Appel, M., Hizlan, D., Vinothkumar, K. R., Ziegler, C., & Kühlbrandt, W. (2009). Conformations of NhaA, the Na⁺/H⁺ Exchanger from Escherichia coli, in the pH-Activated and Ion-Translocating States. Journal of Molecular Biology, 388(3), 659-672. doi:10.1016/j.jmb.2009.03.010.
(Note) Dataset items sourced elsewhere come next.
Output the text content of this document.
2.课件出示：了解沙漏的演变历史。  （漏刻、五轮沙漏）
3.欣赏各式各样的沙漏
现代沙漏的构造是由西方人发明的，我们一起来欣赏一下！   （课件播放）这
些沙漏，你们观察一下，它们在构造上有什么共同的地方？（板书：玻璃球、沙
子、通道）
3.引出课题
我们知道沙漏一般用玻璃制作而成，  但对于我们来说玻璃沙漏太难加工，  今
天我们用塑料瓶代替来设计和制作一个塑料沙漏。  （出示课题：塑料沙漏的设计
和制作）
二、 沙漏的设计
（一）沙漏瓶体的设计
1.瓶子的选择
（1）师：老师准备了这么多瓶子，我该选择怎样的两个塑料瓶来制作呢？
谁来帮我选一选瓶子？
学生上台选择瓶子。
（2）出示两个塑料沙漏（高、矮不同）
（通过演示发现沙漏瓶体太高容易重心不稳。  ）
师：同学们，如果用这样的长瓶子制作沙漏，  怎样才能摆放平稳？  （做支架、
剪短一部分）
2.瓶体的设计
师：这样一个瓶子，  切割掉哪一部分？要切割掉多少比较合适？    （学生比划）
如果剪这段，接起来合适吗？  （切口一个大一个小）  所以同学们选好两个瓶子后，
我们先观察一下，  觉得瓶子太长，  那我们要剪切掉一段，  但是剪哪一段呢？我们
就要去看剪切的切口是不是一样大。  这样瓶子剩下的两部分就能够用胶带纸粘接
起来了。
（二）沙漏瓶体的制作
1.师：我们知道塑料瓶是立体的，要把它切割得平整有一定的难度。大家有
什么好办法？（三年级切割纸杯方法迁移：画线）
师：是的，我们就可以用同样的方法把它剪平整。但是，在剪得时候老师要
Cite as: https://hdl.handle.net/11858/00-001M-0000-0024-D781-3

Abstract

NhaA, the main sodium–proton exchanger in the inner membrane of Escherichia coli, regulates the cytosolic concentrations of H⁺ and Na⁺. It is inactive at acidic pH, becomes active between pH 6 and pH 7, and reaches maximum activity at pH 8. By cryo-electron microscopy of two-dimensional crystals grown at pH 4 and incubated at higher pH, we identified two sequential conformational changes in the protein in response to pH or substrate ions. The first change is induced by a rise in pH from 6 to 7 and marks the transition from the inactive state to the pH-activated state. pH activation, which precedes the ion-induced conformational change, is accompanied by an overall expansion of the NhaA monomer and a local ordering of the N-terminus. The second conformational change is induced by the substrate ions Na⁺ and Li⁺ at pH above 7 and involves a 7-Å displacement of helix IVp. This movement would cause a charge imbalance at the ion-binding site that may trigger the release of the substrate ion and open a periplasmic exit channel.